Hurricane Maria made landfall near Yabucoa, Puerto Rico at 6:15 am Wednesday morning as a Category 4 hurricane with 155 mph winds and has continued to batter the island throughout the day with destructive 140 mph winds, unrelenting rainfall, and surging ocean waters, “accompanied by large and destructive waves,” the National Hurricane Center said.

Maria is the first storm of such magnitude to directly strike Puerto Rico since 1932. The strongest storm to ever hit the island was San Felipe, which had winds of 160 mph, in 1928.

Just two weeks after Hurricanes Irma and Jose ravaged the region, Hurricane Maria has again downed electricity and phone lines and sent thousands of people into shelters and brings with it renewed risk of “life-threatening flooding” to the island.

By noon, parts of the capital of San Juan had lost communication, law enforcement officials told CBS News.

“This is total devastation,” a spokesman for Puerto Rico’s governor told CNN. “Puerto Rico, in terms of the infrastructure, will not be the same.” “First responders cannot go out there,” he warned, echoing the governor’s earlier announcement that emergency crews could not go outside in winds above 50 mph.

Puerto Rico Governor Ricardo Rossello has asked President Trump to declare the island a disaster zone, which would allow for federal aid from the US.

Maria has already killed seven people on the tiny island nation of Dominica, according to the Prime Minister of Antigua and Barbuda, Gaston Browne, who has been communicating with the Prime Minister Roosevelt Skerrit of Dominica, and is continuing on a clear path for the British and US Virgin Islands, Turks and Caicos Islands, the southeastern Bahamas and the Dominican Republic.

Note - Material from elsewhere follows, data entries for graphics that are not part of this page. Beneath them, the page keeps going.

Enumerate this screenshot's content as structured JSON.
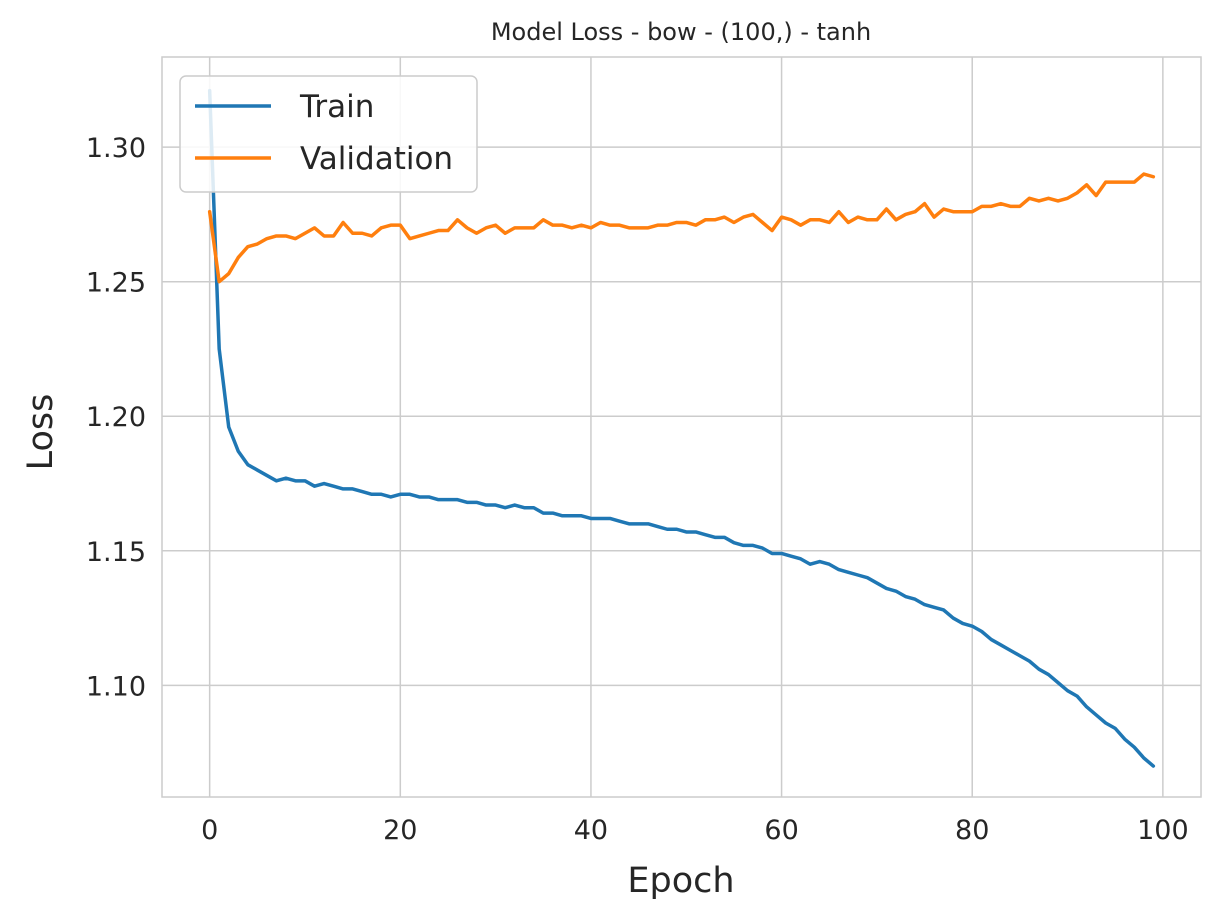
{
  "chart_data": {
    "type": "line",
    "title": "Model Loss - bow - (100,) - tanh",
    "xlabel": "Epoch",
    "ylabel": "Loss",
    "xlim": [
      -5,
      104
    ],
    "ylim": [
      1.0585,
      1.3335
    ],
    "xticks": [
      0,
      20,
      40,
      60,
      80,
      100
    ],
    "yticks": [
      1.1,
      1.15,
      1.2,
      1.25,
      1.3
    ],
    "xtick_labels": [
      "0",
      "20",
      "40",
      "60",
      "80",
      "100"
    ],
    "ytick_labels": [
      "1.10",
      "1.15",
      "1.20",
      "1.25",
      "1.30"
    ],
    "grid": true,
    "legend": {
      "position": "top-left"
    },
    "x": [
      0,
      1,
      2,
      3,
      4,
      5,
      6,
      7,
      8,
      9,
      10,
      11,
      12,
      13,
      14,
      15,
      16,
      17,
      18,
      19,
      20,
      21,
      22,
      23,
      24,
      25,
      26,
      27,
      28,
      29,
      30,
      31,
      32,
      33,
      34,
      35,
      36,
      37,
      38,
      39,
      40,
      41,
      42,
      43,
      44,
      45,
      46,
      47,
      48,
      49,
      50,
      51,
      52,
      53,
      54,
      55,
      56,
      57,
      58,
      59,
      60,
      61,
      62,
      63,
      64,
      65,
      66,
      67,
      68,
      69,
      70,
      71,
      72,
      73,
      74,
      75,
      76,
      77,
      78,
      79,
      80,
      81,
      82,
      83,
      84,
      85,
      86,
      87,
      88,
      89,
      90,
      91,
      92,
      93,
      94,
      95,
      96,
      97,
      98,
      99
    ],
    "series": [
      {
        "name": "Train",
        "color": "#1f77b4",
        "values": [
          1.321,
          1.225,
          1.196,
          1.187,
          1.182,
          1.18,
          1.178,
          1.176,
          1.177,
          1.176,
          1.176,
          1.174,
          1.175,
          1.174,
          1.173,
          1.173,
          1.172,
          1.171,
          1.171,
          1.17,
          1.171,
          1.171,
          1.17,
          1.17,
          1.169,
          1.169,
          1.169,
          1.168,
          1.168,
          1.167,
          1.167,
          1.166,
          1.167,
          1.166,
          1.166,
          1.164,
          1.164,
          1.163,
          1.163,
          1.163,
          1.162,
          1.162,
          1.162,
          1.161,
          1.16,
          1.16,
          1.16,
          1.159,
          1.158,
          1.158,
          1.157,
          1.157,
          1.156,
          1.155,
          1.155,
          1.153,
          1.152,
          1.152,
          1.151,
          1.149,
          1.149,
          1.148,
          1.147,
          1.145,
          1.146,
          1.145,
          1.143,
          1.142,
          1.141,
          1.14,
          1.138,
          1.136,
          1.135,
          1.133,
          1.132,
          1.13,
          1.129,
          1.128,
          1.125,
          1.123,
          1.122,
          1.12,
          1.117,
          1.115,
          1.113,
          1.111,
          1.109,
          1.106,
          1.104,
          1.101,
          1.098,
          1.096,
          1.092,
          1.089,
          1.086,
          1.084,
          1.08,
          1.077,
          1.073,
          1.07
        ]
      },
      {
        "name": "Validation",
        "color": "#ff7f0e",
        "values": [
          1.276,
          1.25,
          1.253,
          1.259,
          1.263,
          1.264,
          1.266,
          1.267,
          1.267,
          1.266,
          1.268,
          1.27,
          1.267,
          1.267,
          1.272,
          1.268,
          1.268,
          1.267,
          1.27,
          1.271,
          1.271,
          1.266,
          1.267,
          1.268,
          1.269,
          1.269,
          1.273,
          1.27,
          1.268,
          1.27,
          1.271,
          1.268,
          1.27,
          1.27,
          1.27,
          1.273,
          1.271,
          1.271,
          1.27,
          1.271,
          1.27,
          1.272,
          1.271,
          1.271,
          1.27,
          1.27,
          1.27,
          1.271,
          1.271,
          1.272,
          1.272,
          1.271,
          1.273,
          1.273,
          1.274,
          1.272,
          1.274,
          1.275,
          1.272,
          1.269,
          1.274,
          1.273,
          1.271,
          1.273,
          1.273,
          1.272,
          1.276,
          1.272,
          1.274,
          1.273,
          1.273,
          1.277,
          1.273,
          1.275,
          1.276,
          1.279,
          1.274,
          1.277,
          1.276,
          1.276,
          1.276,
          1.278,
          1.278,
          1.279,
          1.278,
          1.278,
          1.281,
          1.28,
          1.281,
          1.28,
          1.281,
          1.283,
          1.286,
          1.282,
          1.287,
          1.287,
          1.287,
          1.287,
          1.29,
          1.289
        ]
      }
    ]
  }
}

Prime Minister Skerrit described the damage a day earlier as “mind-boggling,” posting on Facebook that he had to be evacuated after winds had torn the roof clean off his official residence.

The Category 4 hurricane hit Puerto Rico with such intensity, it broke two National Weather Service radars on the island, CNN reported.

“My message now is not to leave your houses until the situation is over,” Felix Delgado Montalvo, the mayor of Cataño — a town in northern PR where Maria tore off the roofs of several houses and shredded the roof of the town’s church — told residents on a local radio station on Wednesday.

“We have a big one going right now,” Mr. Trump commented during a break in his meeting with Jordan’s King Abdullah in New York. “I’ve never seen winds like this, and Puerto Rico, you take a look at what’s happening there, and it’s just one after another, but I think we are doing a good job.”